Quote from: daydreamer on February 13, 2025, 07:43:34 AMWhat's happened to this forum ?,nobody wants to test run code anymore ? :(
It's usually the OP that supplies the testing method. This will ensure that all testers will use the same testbed (I.e., testing methods), for better comparison between processors where the test is being conducted, and even to test for any differences between OS's etc. that are testing the same function or algorithm.
We look forward to your test results, hopefully soon.
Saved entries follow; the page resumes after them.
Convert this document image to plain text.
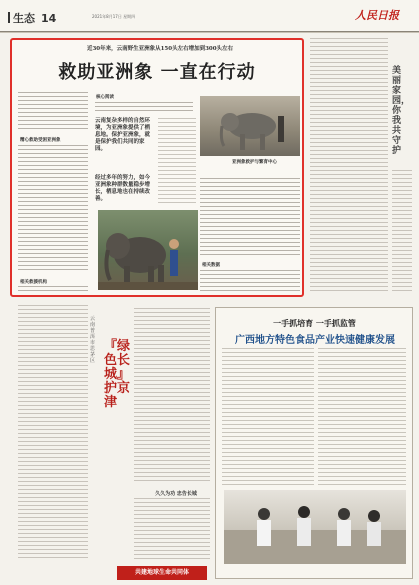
生态 14	2021年8月17日 星期四	人民日报
近30年来，云南野生亚洲象从150头左右增加到300头左右
救助亚洲象 一直在行动
精心救助受困亚洲象
相关救援机构
核心阅读
云南复杂多样的自然环境，为亚洲象提供了栖息地。保护亚洲象，就是保护我们共同的家园。
经过多年的努力，如今亚洲象种群数量稳步增长，栖息地也在持续改善。
亚洲象救护与繁育中心
相关数据
美丽家园，你我共守护
云南普洱市思茅区
『绿色长城』护京津
久久为功 忠告长城
共建地球生命共同体
一手抓培育 一手抓监管
广西地方特色食品产业快速健康发展
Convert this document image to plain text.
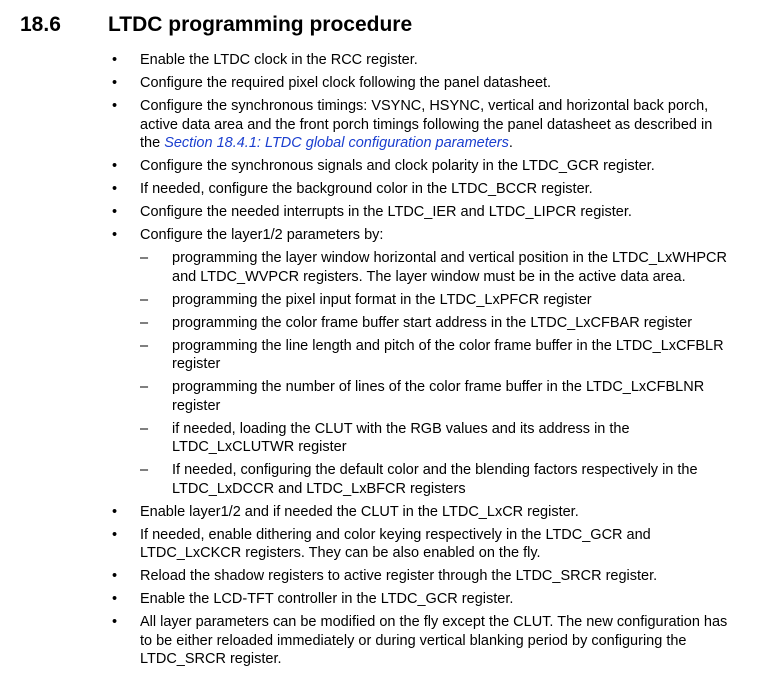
18.6 LTDC programming procedure
• Enable the LTDC clock in the RCC register.
• Configure the required pixel clock following the panel datasheet.
• Configure the synchronous timings: VSYNC, HSYNC, vertical and horizontal back porch, active data area and the front porch timings following the panel datasheet as described in the Section 18.4.1: LTDC global configuration parameters.
• Configure the synchronous signals and clock polarity in the LTDC_GCR register.
• If needed, configure the background color in the LTDC_BCCR register.
• Configure the needed interrupts in the LTDC_IER and LTDC_LIPCR register.
• Configure the layer1/2 parameters by:
– programming the layer window horizontal and vertical position in the LTDC_LxWHPCR and LTDC_WVPCR registers. The layer window must be in the active data area.
– programming the pixel input format in the LTDC_LxPFCR register
– programming the color frame buffer start address in the LTDC_LxCFBAR register
– programming the line length and pitch of the color frame buffer in the LTDC_LxCFBLR register
– programming the number of lines of the color frame buffer in the LTDC_LxCFBLNR register
– if needed, loading the CLUT with the RGB values and its address in the LTDC_LxCLUTWR register
– If needed, configuring the default color and the blending factors respectively in the LTDC_LxDCCR and LTDC_LxBFCR registers
• Enable layer1/2 and if needed the CLUT in the LTDC_LxCR register.
• If needed, enable dithering and color keying respectively in the LTDC_GCR and LTDC_LxCKCR registers. They can be also enabled on the fly.
• Reload the shadow registers to active register through the LTDC_SRCR register.
• Enable the LCD-TFT controller in the LTDC_GCR register.
• All layer parameters can be modified on the fly except the CLUT. The new configuration has to be either reloaded immediately or during vertical blanking period by configuring the LTDC_SRCR register.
Scalar vs packed SSE compare
// primesx.cpp
#include "pch.h"
#include <iostream>
using namespace std;
float zero = 0.0;
int pflag = 0;
alignas(16) float flut[]{ 2.0,3.0,5.0,7.0,11.0,13.0,17.0,19.0,0.0,0.0,0.0 };
alignas(16) float arr[]{ 0.0,0.0,0.0,0.0,0.0,0.0,0.0,0.0,0.0,0.0 };
char lut[]{ 0, 0, 2, 3, 0, 5, 0, 7, 0, 0,0,11,0,13,0,0,0,0,0,0 };
int main()
{
int i, j=3;
float f = 3.0;
float fresult = 0;
cout << "Primesx\n";
for (i = 0; i < 14; i++) {
cout << i << " ";
if (lut[i] != 0) cout << "prime " << (int)lut[i] << " ";
cout << f << " ";
//f = f + 1.0;
}
cout << f << " ";
cout << "\n\n\n\n";
for (j = 1; j < 14; j=j+1) {
f = (float)j; //test all floats
_asm {
push ebx
mov ecx, 14
mov ebx, 1
; lea ebx, [ebx * 4]
lea ebx, [flut + ebx * 4]
; lea ebx, flut
L2 :
movss xmm0, f
movss xmm1, [ebx]
; subss xmm0, xmm1
ucomiss xmm0, xmm1
jne L1; found prime
ja L4s;ja jump if above,jb jump if below
mov eax, 1
mov pflag, eax
movss xmm0, [ebx]
movss fresult, xmm0
jmp l3;have found prime, jump out of loop
L4s:
mov eax,0ffffffffh
jmp L3
L1 :
xorps xmm0, xmm0
mov eax,0
mov pflag,eax
; movss fresult, xmm0
add ebx, 4
dec ecx
jne L2
L3:
pop ebx
}
fresult = fresult * pflag;
cout << fresult << " ";
}//j
cout << "\n";
for (j = 2; j < 20; j++) {
f = (float)j;
_asm {
push ebx
lea ebx, flut
movss xmm0, f
shufps xmm0, xmm0, 0
movups xmm1, [ebx]
movaps xmm3, xmm1
CMPEQPS xmm1, xmm0
pand xmm1, xmm3
movaps xmm7, xmm1
add ebx, 16
movups xmm1, [ebx]
movaps xmm3, xmm1
CMPEQPS xmm1, xmm0
pand xmm1, xmm3
por xmm1, xmm7
movups arr, xmm1
haddps xmm1, xmm1
haddps xmm1, xmm1
movss fresult, xmm1
pop ebx
}
cout << "xmm reg float 0,float 1,float 2,float 3 : "<< arr[0] << " " << arr[1] << " " << arr[2] << " " << arr[3] << "\n";
cout << fresult << " zero = non prime\n";
}//second time j
}
where is "pch.h" ?
never mind
I don't see any results, only C code.
Quote from: NoCforMe on February 17, 2025, 06:16:19 AMI don't see any results, only C code.
C++ code with part of assembler block.
C and C++ aren't same thing.
I don't use C++, as i don't need it, and as it isn't universal at all, as it can't share object files nor libraries.